Notice that the second sentence contains a different rationale from the one offered in the first. In the second sentence, Hayden says that officials ordered the taping to ensure that the transcripts of the interrogations were accurate. Perhaps. But in the first, he cryptically refers to an "internal check" on an inchoate interrogation program -- one of dubious legality -- that began with Abu Zubaydah's March 2002 capture.
What might that mean? On one reading, the tapes are there to ensure that the interrogators didn't go beyond what the administration was authorizing, as a check on the interrogators themselves. Recording, then, has the added virtue of (if you'll forgive the vulgarity) covering the CIA's ass, a hallmark of George Tenet's tenure as CIA director: they'd be able to say in internal administration discussions that Interrogator X didn't do a thing that John Yoo, Jay Bybee et. al. didn't say they can do. Yesterday's Newsweek report from Mike Isikoff and Mark Hosenball provided that explanation.

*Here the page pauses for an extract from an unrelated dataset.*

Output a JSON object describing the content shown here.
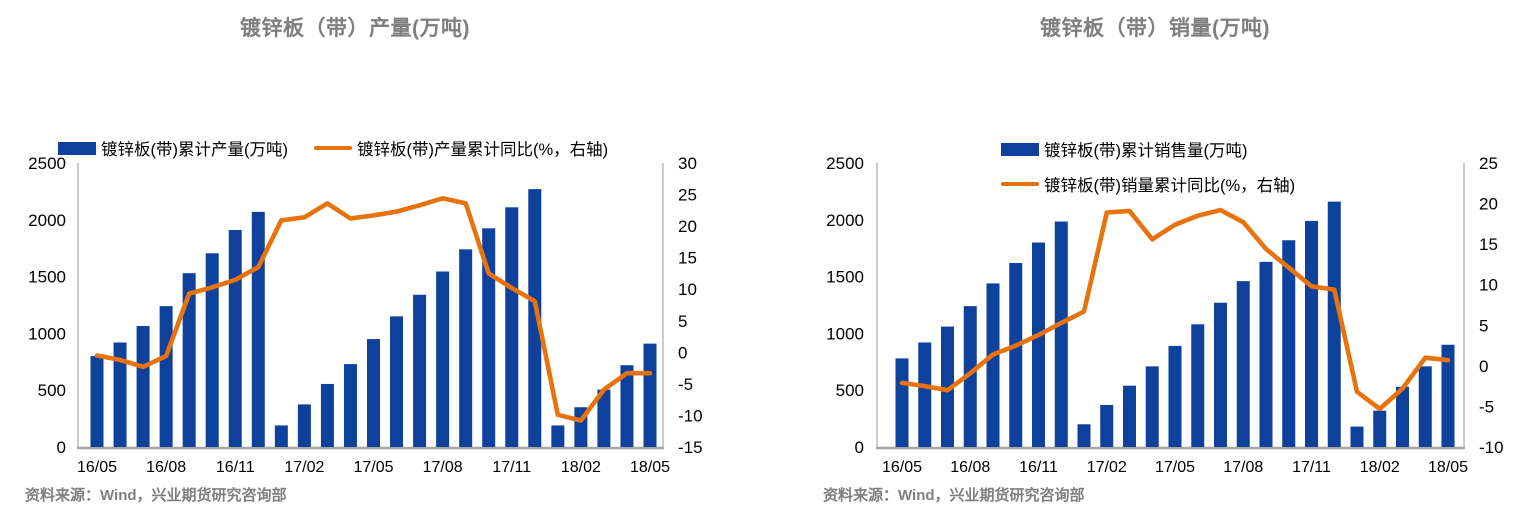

They also provide another, one that Kevin Whitelaw runs down in U.S. News, that the tapes were made "in part to document [Abu Zubaydah's] medical condition...
During the operation to capture him in 2002, Zubaydah was shot multiple times, including in the groin, and was treated by CIA medics.
"There were concerns that there be a record of his medical treatment and condition in the event that he died," says one intelligence official."
Though Hayden mentions -- without elaboration -- that Abu Zubaydah was "seriously wounded in a firefight," he doesn't link the videotaping to Abu Zubaydah's health. It's not inconceivable that the health issues prompted the videotaping: after all, the last thing CIA wants in a torture chamber is a dead body, as an interrogation of dubious legality could become a potential homicide. Documenting that the CIA didn't kill Abu Zubaydah makes a certain amount of sense -- certainly on the Cover Your Ass Principle.
But that still isn't the explanation that Hayden offered. Hayden, of course, wasn't part of CIA in 2002, and only found out about the tapes in 2006, when he was principle deputy director of national intelligence.
A real answer, if it ever comes, is going to have to come from George Tenet or one of his subordinates -- maybe even someone who was in the chamber with Abu Zubaydah and made the decision on the spot. (That, of course, wouldn't explain why al-Nashiri's interrogation was videotaped, but still.) And that answer is surely only going to come when someone's hand is on top of a Bible.